While grabbing a cart and ambling over to the produce aisle, my thoughts returned to Father Chris and Father Joe. Their move into our parish house has certainly involved a whirlwind of activity. They’ve moved their belongings into a new home and they’ve moved themselves into new roles. Father Chris Ciastoń was an associate pastor just a few weeks ago. Today, he is in charge. Father Joe Curtis served as pastor until just a few weeks ago. Today, he is second-in-command. One minute, they’re arranging clothing in their new closets. The next minute, one is taking a call regarding a visit to a sick parishioner, while the other is consoling a heartbroken soul. They’re discussing the church thermostats and how to better manage the indoor climate, while also considering their first homilies here. They’re asking and responding to endless questions. They’re also asking themselves how to prioritize their to-do lists. One minute, the two run like Martha to tend to the practicalities which keep life in the parish running smoothly. The next minute, they pause like Mary to offer their company to you or me or any one of us who needs them. By the time I made it to the pasta aisle, I’d determined that Jesus had made a valid point to Martha. However, strong woman that she was, Martha certainly validated her efforts on Jesus’ behalf. Martha provided Jesus and his friends that much-needed meal, taking in Jesus’ every word all the while. I’m quite certain that Martha knew as much about loving others as Mary did… perhaps more!

By the time I’d driven home and stowed those groceries, Jesus’ experience with Mary and Martha had filled me with inspiration enough to fill this space. It had also filled me with the courage to give our unsuspecting Father Chris and Father Joe something to think about… Father Chris, we’re thrilled that you had the generosity to leave your beloved home in Poland to pursue the priesthood here in the Archdiocese of Chicago. That this choice has brought you to St. Paul’s is a much-appreciated blessing to us. Father Chris, though you know the wisdom of this gospel passage better than I, I cannot help myself. Please know that we hope to share years of Mary moments with you as we get to know one another.
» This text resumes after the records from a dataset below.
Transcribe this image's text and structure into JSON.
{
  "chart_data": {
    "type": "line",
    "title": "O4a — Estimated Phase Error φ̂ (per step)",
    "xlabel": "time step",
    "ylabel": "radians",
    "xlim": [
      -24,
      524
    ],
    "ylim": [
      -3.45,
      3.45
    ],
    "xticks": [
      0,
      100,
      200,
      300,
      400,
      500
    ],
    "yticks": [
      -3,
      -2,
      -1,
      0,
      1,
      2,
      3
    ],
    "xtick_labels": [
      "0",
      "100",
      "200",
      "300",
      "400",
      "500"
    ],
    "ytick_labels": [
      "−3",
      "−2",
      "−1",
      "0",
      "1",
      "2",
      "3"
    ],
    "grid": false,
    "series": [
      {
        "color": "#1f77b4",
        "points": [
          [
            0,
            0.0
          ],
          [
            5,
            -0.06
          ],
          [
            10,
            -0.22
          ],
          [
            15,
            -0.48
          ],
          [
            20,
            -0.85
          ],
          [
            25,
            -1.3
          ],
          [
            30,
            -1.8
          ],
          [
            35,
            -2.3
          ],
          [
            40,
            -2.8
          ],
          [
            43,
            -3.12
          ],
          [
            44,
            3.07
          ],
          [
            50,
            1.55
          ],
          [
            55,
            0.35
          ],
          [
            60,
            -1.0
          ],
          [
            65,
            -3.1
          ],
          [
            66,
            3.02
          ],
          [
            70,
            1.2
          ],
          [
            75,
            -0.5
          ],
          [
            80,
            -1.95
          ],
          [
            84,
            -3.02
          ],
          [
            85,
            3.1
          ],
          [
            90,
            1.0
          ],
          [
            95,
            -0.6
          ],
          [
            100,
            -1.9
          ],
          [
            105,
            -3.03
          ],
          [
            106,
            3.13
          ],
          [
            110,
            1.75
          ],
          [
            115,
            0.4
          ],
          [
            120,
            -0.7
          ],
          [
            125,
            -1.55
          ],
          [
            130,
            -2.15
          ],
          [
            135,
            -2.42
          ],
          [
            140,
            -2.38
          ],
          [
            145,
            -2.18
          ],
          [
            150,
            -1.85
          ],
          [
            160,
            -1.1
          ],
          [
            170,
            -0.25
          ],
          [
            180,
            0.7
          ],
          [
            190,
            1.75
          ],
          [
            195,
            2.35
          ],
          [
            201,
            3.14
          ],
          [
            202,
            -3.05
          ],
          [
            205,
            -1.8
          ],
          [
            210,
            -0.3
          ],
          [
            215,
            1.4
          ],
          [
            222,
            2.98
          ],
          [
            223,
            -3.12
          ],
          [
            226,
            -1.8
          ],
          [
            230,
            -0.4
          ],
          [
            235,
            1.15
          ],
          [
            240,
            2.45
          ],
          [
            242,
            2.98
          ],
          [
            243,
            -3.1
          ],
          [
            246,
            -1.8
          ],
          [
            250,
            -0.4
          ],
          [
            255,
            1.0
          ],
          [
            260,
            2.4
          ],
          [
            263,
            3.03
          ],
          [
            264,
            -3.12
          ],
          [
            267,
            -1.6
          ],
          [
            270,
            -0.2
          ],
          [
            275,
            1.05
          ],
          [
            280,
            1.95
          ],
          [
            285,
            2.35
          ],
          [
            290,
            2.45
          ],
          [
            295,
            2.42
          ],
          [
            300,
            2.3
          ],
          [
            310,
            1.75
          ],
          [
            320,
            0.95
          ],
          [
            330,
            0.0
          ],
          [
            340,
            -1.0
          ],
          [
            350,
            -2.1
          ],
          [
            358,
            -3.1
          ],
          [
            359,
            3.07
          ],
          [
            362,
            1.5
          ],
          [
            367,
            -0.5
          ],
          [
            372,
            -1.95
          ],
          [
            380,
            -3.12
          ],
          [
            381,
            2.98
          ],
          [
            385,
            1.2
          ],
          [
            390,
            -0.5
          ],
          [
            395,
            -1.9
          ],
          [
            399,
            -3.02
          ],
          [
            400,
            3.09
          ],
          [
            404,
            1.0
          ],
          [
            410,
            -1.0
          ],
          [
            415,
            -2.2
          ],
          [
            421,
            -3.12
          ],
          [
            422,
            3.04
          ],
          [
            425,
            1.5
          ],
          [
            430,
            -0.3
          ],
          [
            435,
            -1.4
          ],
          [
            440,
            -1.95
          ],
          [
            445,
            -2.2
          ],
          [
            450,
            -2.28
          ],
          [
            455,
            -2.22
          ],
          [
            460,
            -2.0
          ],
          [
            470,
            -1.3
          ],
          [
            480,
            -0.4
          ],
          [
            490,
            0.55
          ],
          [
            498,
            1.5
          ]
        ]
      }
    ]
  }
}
Also, know that we promise to roll up our sleeves and to work at your side in the midst of the Martha moments. Those Martha moments will be far more plentiful than you can ever imagine! In the end, we will emulate both of Jesus’ friends as we become your friends. Father Joe, how can we thank you for retiring as pastor and than assuming your role as associate pastor to Father Chris? You know too well the work involved, yet you’ve come to minister, pray and play among us! Like Martha, you two deserve Jesus’ reminder to enjoy those God has given you to love here, while also getting to the work at hand as best you can. I think I speak for all of our parish family as I write, “Welcome, Father Chris and Father Joe! We look forward to spending years of Mary times and Martha times with you both. After all, when we spend time with one another, both working and playing, we spend our time as Jesus did.